As for the British, up until the 1930s our child welfare system was the responsibility of local parishes, operating through those well-known centres of care and compassion, the workhouses.

My own father and his family spent time in one of these establishments in the 1920s - one of his little sisters died there - and also in a variety of children's homes. At the time they were all seen as enlightened asylums for orphans and children abandoned by their parents. Nowadays they would be seen as horrifyingly cruel, although it is highly unlikely that anyone will take the trouble to launch an inquiry into them.

Since the workhouses disappeared, Britain's state-run childcare system has had its fair share of scandals. Despite the fact that when we legalised abortion in the 1960s , campaigners claimed that it would address the problem of unwed mothers and child abuse. But we now have record numbers of abortions , as well as record numbers of children in care .

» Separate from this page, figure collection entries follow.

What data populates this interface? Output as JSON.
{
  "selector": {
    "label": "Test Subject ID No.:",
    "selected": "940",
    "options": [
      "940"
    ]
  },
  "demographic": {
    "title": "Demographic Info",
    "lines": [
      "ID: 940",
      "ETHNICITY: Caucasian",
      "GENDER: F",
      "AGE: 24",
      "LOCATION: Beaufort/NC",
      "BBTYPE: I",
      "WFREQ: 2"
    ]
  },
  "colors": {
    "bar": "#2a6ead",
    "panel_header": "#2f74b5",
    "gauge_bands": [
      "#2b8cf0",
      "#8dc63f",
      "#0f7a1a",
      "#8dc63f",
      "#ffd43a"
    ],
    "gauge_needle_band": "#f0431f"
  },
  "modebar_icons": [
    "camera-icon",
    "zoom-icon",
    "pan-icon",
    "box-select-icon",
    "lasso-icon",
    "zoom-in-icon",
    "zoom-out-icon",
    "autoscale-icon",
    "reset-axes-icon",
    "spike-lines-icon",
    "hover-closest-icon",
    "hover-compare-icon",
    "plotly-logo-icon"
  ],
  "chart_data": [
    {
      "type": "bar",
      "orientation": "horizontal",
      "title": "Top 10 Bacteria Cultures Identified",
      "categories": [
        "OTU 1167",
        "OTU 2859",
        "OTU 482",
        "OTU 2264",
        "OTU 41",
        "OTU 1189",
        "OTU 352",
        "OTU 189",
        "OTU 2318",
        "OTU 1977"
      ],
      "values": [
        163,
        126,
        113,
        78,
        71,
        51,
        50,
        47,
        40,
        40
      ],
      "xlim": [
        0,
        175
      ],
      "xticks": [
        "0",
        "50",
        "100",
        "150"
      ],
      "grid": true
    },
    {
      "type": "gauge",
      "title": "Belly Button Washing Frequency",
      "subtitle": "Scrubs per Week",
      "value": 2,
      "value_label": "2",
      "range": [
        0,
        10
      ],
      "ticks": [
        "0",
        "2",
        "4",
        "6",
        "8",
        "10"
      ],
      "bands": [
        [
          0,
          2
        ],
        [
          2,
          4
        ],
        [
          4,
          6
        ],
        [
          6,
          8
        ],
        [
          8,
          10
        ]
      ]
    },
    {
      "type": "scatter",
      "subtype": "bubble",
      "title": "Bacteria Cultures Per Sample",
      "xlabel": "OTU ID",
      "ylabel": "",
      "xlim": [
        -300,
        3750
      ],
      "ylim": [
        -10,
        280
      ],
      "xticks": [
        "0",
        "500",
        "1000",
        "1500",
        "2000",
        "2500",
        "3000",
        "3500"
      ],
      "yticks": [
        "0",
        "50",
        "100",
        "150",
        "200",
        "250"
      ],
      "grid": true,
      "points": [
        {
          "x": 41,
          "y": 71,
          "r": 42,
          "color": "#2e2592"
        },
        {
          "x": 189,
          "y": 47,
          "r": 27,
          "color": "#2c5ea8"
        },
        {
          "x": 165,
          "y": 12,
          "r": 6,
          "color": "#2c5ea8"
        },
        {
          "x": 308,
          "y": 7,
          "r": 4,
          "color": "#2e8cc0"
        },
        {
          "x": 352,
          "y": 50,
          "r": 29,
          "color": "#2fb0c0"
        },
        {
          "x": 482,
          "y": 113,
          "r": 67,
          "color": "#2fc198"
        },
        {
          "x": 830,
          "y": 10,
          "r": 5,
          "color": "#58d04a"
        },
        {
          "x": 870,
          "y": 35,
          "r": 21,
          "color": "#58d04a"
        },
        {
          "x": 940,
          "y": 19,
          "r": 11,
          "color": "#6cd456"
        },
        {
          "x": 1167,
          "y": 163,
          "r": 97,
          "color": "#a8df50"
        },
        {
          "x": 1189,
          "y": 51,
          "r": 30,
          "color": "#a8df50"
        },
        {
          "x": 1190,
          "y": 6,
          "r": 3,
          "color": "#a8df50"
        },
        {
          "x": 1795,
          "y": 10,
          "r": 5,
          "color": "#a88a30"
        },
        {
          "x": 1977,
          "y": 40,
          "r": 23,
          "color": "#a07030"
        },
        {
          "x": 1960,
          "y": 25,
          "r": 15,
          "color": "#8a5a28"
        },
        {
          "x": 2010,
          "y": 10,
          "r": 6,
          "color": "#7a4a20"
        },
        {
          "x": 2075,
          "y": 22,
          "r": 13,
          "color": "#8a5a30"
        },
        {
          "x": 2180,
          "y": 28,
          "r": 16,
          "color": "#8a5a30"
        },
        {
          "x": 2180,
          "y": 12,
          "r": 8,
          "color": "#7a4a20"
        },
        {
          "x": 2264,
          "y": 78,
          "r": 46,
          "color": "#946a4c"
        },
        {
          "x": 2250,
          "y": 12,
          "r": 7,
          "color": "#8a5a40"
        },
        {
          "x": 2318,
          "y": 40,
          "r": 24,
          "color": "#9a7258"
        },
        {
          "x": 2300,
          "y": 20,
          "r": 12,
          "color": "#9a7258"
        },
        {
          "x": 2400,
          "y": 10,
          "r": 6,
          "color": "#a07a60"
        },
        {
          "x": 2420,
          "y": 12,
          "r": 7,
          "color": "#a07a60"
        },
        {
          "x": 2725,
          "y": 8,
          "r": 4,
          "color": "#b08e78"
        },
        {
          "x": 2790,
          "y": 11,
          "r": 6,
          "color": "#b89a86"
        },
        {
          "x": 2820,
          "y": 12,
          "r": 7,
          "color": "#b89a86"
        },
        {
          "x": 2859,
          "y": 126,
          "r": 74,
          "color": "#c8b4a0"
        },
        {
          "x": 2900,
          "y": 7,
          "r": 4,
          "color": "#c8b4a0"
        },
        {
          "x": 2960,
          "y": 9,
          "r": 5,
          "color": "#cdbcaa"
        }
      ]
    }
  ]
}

There will be no compensation offered to women who have suffered the irreparable damage caused by abortion. One Irish woman, Anna Corrigan, whose two brothers died at the home for unmarried mothers in Tuam, said that her "heart is breaking for every survivor." That's only natural. But sadly, after abortion, there are no survivors , or very few - and when they do survive, it is seen not as a blessing, but as evidence of a botched procedure.

The Irish people feel shame over the deaths in those children's homes. But it seems the predominant feeling radiating from their Government is one not of shame but of a smug superiority over Christianity, its historical record tarnished by child cruelty.

The implication is that today's secular authorities have nothing to be ashamed of. But although cruelty against children is always something to be ashamed of, the even greater shame - and the even greater cruelty - is that it is now legal to kill them before birth.